Fast forward, Akullo is a phoenix rising from the ashes. In the lockdown, her survival instinct turned her into a supplier of breakfast snacks throughout her village Namulemesa and the neighboring town. She is no longer doing business to simply survive or bide her time until she gets back into employment. She is not only self-employed, she has employed two people on her team and now her current problem is the dream problem of every entrepreneur which is, how can she meet the overwhelming demand? The goal currently is to build her bakery, From Me To You, so as to produce at mass scale.
But in between, there are other activities that she must ensure are done. “There is cooking, washing, taking care of children and the husband. “I have two children. All I have to do is plan my day well since I do not have a house help. Certainly, a day care would really smooth work for me,” Akullo narrates her story.
In all of these experiences, one factor glares against the background of the pandemic; the massive workload on the shoulders of women.

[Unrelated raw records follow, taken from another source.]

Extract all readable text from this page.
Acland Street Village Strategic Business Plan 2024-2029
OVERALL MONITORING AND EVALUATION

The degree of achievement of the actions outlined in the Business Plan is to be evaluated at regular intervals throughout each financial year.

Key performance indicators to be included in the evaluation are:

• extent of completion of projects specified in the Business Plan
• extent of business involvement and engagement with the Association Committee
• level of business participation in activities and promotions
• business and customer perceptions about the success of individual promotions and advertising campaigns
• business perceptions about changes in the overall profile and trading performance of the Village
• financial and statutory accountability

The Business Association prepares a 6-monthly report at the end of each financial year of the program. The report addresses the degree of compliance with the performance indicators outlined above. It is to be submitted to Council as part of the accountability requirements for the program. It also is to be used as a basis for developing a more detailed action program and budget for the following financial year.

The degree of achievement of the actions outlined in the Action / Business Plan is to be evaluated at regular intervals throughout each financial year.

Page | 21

Under a patriarchal setting with inflexible gender roles, the participation of women in the labor force as providers, an area previously a reserve for men, has not freed them from the domestic work. Corporate women like Nalumansi are still beholden to their families as primary caretakers. Many women must juggle professional work alongside domestic work. The former is responsible for the career success of women. The latter is responsible for the survival of the family and women are expected to show up in both places with unwavering zest. The result of putting labor in two places eventually affects them in profound ways. This is either through burn out from a want of rest or stagnated career growth due to inability to commit fully.
The National Labor force survey 2016/2017 by Uganda Bureau of Statistics states that about nine in every ten females (88 per cent) were engaged in unpaid care work, compared to six in every ten males (64 per cent). There were more female youth and adults (about 95 per cent) engaged in unpaid care work than girls (81 per cent).
The practice of working from home has led more women to spend productive hours doing unpaid care work. Care work here means serving people and their well-being. It includes both personal care and care-related activities such as cooking, cleaning and washing clothes. All this is currently falling in the domain of women, corporate women and those in the informal sector alike.
Those that came before us said, “Man works from sun to sun but a woman’s work is never done.” As we watch our social landscape change due to the pandemic, it is necessary that we bring this conversation to the frontline when discussing women’s engagement in work, now and in the future. Otherwise, we risk losing out on women in the workforce as they are swallowed into the domestic setting under the canopy of remote work.
Stella Kiwanuka is a placement and employer engagement officer at ProInterns. ProInterns connects students and graduates in Uganda to internship placement and entry-level opportunities with leading organizations and impactful start-ups. She has a word on the alternatives working women can embrace.

Stella Kiwanuka, Placement and Employer Engagement Officer at ProInterns
“Many women are opting for remote work and multiple gigs than the traditional 9-5 job. If the pandemic did anything, it opened us to the possibilities around work. One way to support women is to provide them with internet access and co-work spaces like The Innovation Village which can be the corporate havens for them when they need room to work.”